The first item that immediately grabbed our attention (while at the bar) was the oysters. Bouchon boasts a fresh selection of oysters, and we had to indulge. We started our meal with a half dozen on the half shell. There were two each of three varieties. The oysters were accompanied by lemon and two dipping sauces, one a cocktail sauce and the other a vinegar based sauce. The vinegar sauce didn't do anything for me, so I went with a squeeze of lemon and a dollop of cocktail sauce on each oyster. They were great. Perfectly filtered so there was no grit, with a clean taste so often lacking in many of the oysters I've had.
From there, we split a Pate de Campagne, a country style pate wrapped in bacon and served with watercress, cornichons, radishes, mustard, and crusty bread. The pate was nice, but undistinguishable from other similar country pate's I've had.
For my entree, I had the Truite aux Amandes, a pan roasted trout served with the head on, the filets butterflied with haricots verts and almonds on top, finished with a brown butter. The fish was excellent. It was perfectly cooked with a very nice flavor. My only complaint is that the brown butter was a bit too salty, but otherwise I enjoyed it very much.
Pere had the Moules au Safran et a la Moutarde, Maine bouchot mussels steamed in white wine, mustard & saffron served with fries. The mussels came out in a cast iron Staub mussle pot. We own a Staub teapot, so seeing the serving vessle made me think I want to get one for myself. The fries were served in a paper funnel stuffed inside conical holder. Very nice presentation. The muscles themselves were amazing. They easily rank in the top five for mussels I've had in restaurants. In addition to the great flavor and the fact that there were no dead ones in the bunch, the sheer amount in the serving was admirable.

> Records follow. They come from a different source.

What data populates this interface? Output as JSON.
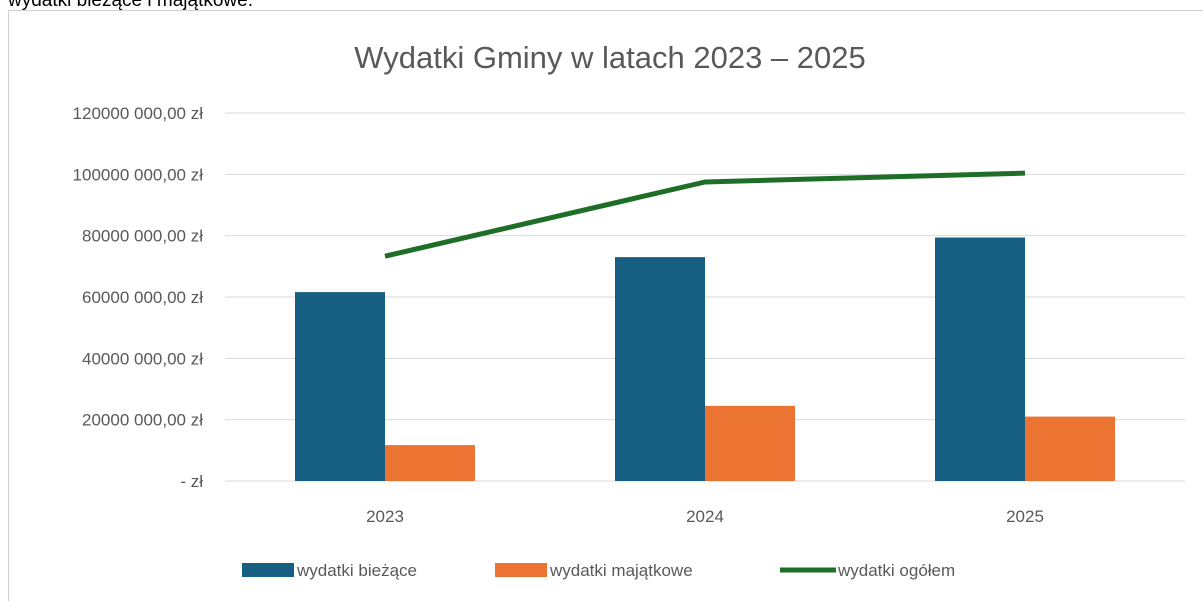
{
  "caption": "wydatki bieżące i majątkowe.",
  "chart_data": {
    "type": "bar",
    "title": "Wydatki Gminy  w latach 2023 – 2025",
    "categories": [
      "2023",
      "2024",
      "2025"
    ],
    "series": [
      {
        "name": "wydatki bieżące",
        "type": "bar",
        "color": "#176084",
        "values": [
          61600000,
          73000000,
          79400000
        ]
      },
      {
        "name": "wydatki majątkowe",
        "type": "bar",
        "color": "#ec7433",
        "values": [
          11700000,
          24500000,
          21000000
        ]
      },
      {
        "name": "wydatki ogółem",
        "type": "line",
        "color": "#1f6e28",
        "values": [
          73300000,
          97500000,
          100400000
        ]
      }
    ],
    "ylim": [
      0,
      120000000
    ],
    "yticks": [
      {
        "value": 0,
        "label": "- zł"
      },
      {
        "value": 20000000,
        "label": "20000 000,00 zł"
      },
      {
        "value": 40000000,
        "label": "40000 000,00 zł"
      },
      {
        "value": 60000000,
        "label": "60000 000,00 zł"
      },
      {
        "value": 80000000,
        "label": "80000 000,00 zł"
      },
      {
        "value": 100000000,
        "label": "100000 000,00 zł"
      },
      {
        "value": 120000000,
        "label": "120000 000,00 zł"
      }
    ],
    "grid": true,
    "legend": "bottom"
  }
}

Now normally when having fish, especially something delicate like trout, I'd have a white wine. However, after having had white wine the night before, I was really in the mood for a red. So, to hell with wine snobs, I ordered a liter of one of the house wines, a 2001 Rock River California Cabernet. It was on the fruity side, with hints of raspberry and a bit of spiciness. For me, I didn't notice that it overpowered my trout at all.
After consuming our entrees, we thought we were too full for dessert. Originally we had planned on a cheese course followed by dessert, but that just wasn't going to happen. I managed to convince Pere, though, to split a Pot de Creme with me. The flavor of the evening was Gran Marnier. The light orange infusion with the smoothness of the creme was sublime.
All-in-all, our experience at Bouchon was positive. Although it started out a bit rough, the quality and consistency of the food more than made up for earlier inconveniences. I only wish we had been able to reserve a patio table as Bouchon has a small patio overlooking one of the Venetian's pool and garden terraces.